8. Build product features to support compliance. Ensure your SaaS product supports data subject access requests, data export, deletion, and portability.
9. Train relevant teams. Legal, security, engineering, and customer success teams should understand their SCC-related obligations.
10. Schedule periodic reviews. Re-evaluate TIAs at least annually or upon material changes in destination-country legislation or your sub-processor landscape.
SCC Compliance Checklist
Item | Owner | Frequency |
Data transfer mapping and register | Privacy/Legal | Ongoing |
SCC module selection per transfer | Legal | Per new transfer |
SCC execution in DPAs/contracts | Legal/Sales | Per contract |
Transfer Impact Assessment | Privacy/Legal | Annual + trigger-based |
Supplementary measures implementation | Security/Engineering | As required by TIA |
SCC Annex I, II, III completion | Legal/Security | Per contract |
Sub-processor list publication | Legal/Ops | Ongoing |
Customer notification mechanism | Product/Legal | Per sub-processor change |
Data subject rights workflows in product | Product/Engineering | Continuous |
Government access request policy | Legal/Compliance | Annual review |
Staff training on SCC obligations | HR/Legal | Annual |
Regulatory change monitoring | Legal/Compliance | Ongoing |
Common Mistakes and How to Avoid Them
Common Mistake | Recommended Approach |
Treating SCCs as a formality and filing them without completing annexes | Complete all annexes with specific, accurate information about data categories, security measures, and sub-processors |
Failing to conduct or document a Transfer Impact Assessment | Prepare a formal TIA for each destination country before transferring data and retain it as part of your GDPR accountability records |
Using the wrong SCC module for the data transfer scenario | Analyse the legal roles of each party (controller, processor, sub-processor) and select the corresponding module |
Relying solely on the DPF without maintaining SCCs as a fallback | Adopt a dual-mechanism approach: DPF as the primary tool for US transfers, SCCs as a contingency |
Neglecting to update SCCs when sub-processors change | Maintain a living sub-processor register and update SCC Annex III and customer notifications when changes occur |
Using generic security descriptions in Annex II | Describe actual technical and organisational measures in detail: encryption standards, access control models, incident response procedures |
Assuming encryption alone satisfies supplementary measure requirements | If the SaaS provider processes data in the clear, combine encryption with organisational and contractual measures or consider EU-based processing |
Not monitoring changes in destination-country laws | Assign responsibility for regulatory monitoring and schedule annual TIA reviews with trigger-based reassessments |
UK-Specific Considerations
Following Brexit, the United Kingdom operates under its own data protection framework (UK GDPR and the Data Protection Act 2018). The UK Information Commissioner's Office (ICO) introduced the International Data Transfer Agreement (IDTA) as a UK-specific alternative to the EU SCCs. Organisations transferring personal data from the UK may choose between:
• The UK IDTA: A standalone transfer agreement issued by the ICO.

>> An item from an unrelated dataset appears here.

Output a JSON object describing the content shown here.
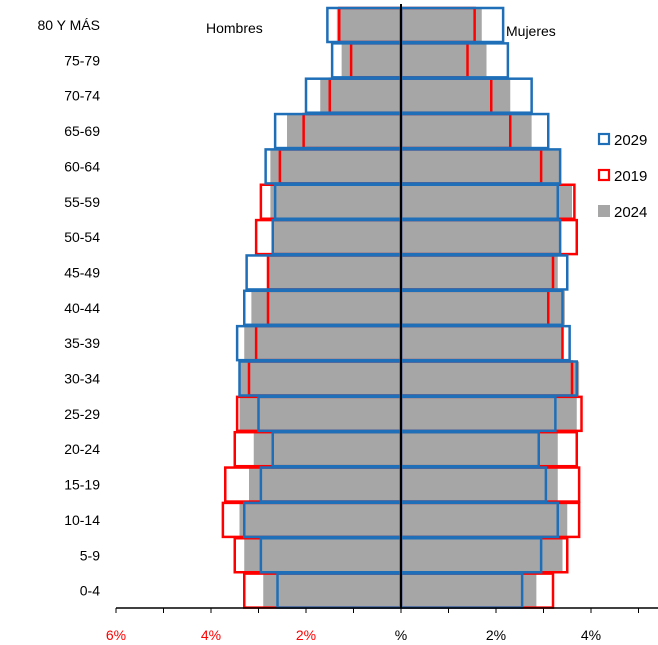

• The EU SCCs with a UK Addendum: The EU 2021 SCCs supplemented by the ICO's International Data Transfer Addendum, which adapts the EU SCCs for use under UK law.
For SaaS companies serving both EU and UK customers, using the EU SCCs with the UK Addendum is often the most efficient approach, as it allows a single contractual framework to cover transfers from both jurisdictions.
References
European Commission, "Standard Contractual Clauses (SCC)" (accessed March 2026).
European General Court, Case T-553/23, Philippe Latombe v European Commission, 3 September 2025.
Society for Computers and Law, "IT Contracts in 2025: the new MCTs and SCCs," April 2025.
Drata, "GDPR for SaaS Compliance: Data Protection Impact Assessment" (accessed March 2026).